To demonstrate the reanalysis quality in simulating the observed interannual variability, we calculated the temporal anomaly correlation of the monthly SST anomalies between the DeepDA reanalysis and the OISST V2 (Fig. 4a). The temporal correlation coefficient shows a maximum value of 0.9 over most of the globe, except for the southern ocean, where the number of availiable in situ observations is relatively low; this feature is similarly seen in the other reanalysis products (Extended Data Fig. 8). The realistic simulation of the SST variability in the DeepDA is confirmed by the eigenvector of the first Empirical Orthogonal Function (EOF) for each ocean basin (Fig. 4b and 4c), whose spatial distribution is similar to that of the reference data.

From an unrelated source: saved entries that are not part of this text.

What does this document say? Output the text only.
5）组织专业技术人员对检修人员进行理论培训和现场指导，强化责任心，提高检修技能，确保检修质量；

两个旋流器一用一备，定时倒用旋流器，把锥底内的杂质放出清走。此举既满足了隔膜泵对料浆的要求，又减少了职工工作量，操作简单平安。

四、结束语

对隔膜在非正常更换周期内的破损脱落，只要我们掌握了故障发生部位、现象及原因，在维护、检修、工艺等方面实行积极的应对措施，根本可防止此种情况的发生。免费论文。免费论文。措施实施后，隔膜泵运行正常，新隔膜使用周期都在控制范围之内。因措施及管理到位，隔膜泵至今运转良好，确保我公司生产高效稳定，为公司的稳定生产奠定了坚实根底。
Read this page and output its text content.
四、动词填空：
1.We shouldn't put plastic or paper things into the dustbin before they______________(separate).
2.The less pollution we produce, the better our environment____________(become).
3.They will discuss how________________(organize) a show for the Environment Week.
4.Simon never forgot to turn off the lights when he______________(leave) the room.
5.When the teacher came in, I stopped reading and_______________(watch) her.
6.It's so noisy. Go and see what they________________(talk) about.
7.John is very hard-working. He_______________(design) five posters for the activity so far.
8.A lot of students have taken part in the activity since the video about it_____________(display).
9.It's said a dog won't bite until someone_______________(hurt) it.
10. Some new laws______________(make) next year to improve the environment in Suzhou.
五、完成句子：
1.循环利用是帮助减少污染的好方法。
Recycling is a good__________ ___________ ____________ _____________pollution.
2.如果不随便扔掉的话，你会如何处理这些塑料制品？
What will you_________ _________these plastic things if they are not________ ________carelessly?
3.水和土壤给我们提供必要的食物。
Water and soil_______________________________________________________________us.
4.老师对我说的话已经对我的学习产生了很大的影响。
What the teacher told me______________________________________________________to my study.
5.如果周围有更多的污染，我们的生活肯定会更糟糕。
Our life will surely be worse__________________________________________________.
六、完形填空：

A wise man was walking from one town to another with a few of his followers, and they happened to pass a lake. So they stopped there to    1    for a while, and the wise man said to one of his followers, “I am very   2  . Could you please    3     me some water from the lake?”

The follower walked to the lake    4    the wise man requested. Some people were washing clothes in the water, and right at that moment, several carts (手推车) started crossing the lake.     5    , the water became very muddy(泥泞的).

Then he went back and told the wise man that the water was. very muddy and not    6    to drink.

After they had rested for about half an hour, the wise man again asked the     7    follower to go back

The anomaly correlation coefficients of the T300 anomalies between the DeepDA and the ENN4.2.2 are also calculated (Fig. 4d). The subsurface temperature anomaly variation in the DeepDA is generally well reproduced with a relatively higher correlation coefficient for the tropical and north Pacific regions, while a reduced correlation is visible over the tropical Atlantic and southern oceans. These spatial distributions of the correlation coefficients are common in the other reanalysis products (Extended Data Fig. 9)9 as well. Even though the systematic difference is shown over the South Pacific and Atlantic, the first EOF eigenvector of the T300 anomalies in the DeepDA is generally similar to the reference data (Fig. 4e and 4f). In particular, both the dominant variability and the detailed time-evolution of the T300 anomalies is almost idential over the equtorial Pacific (Fig. 4g and Extended Data Fig. 10 and Fig. 11), confirming that the equatorial Pacific variability is well simulated by the DeepDA.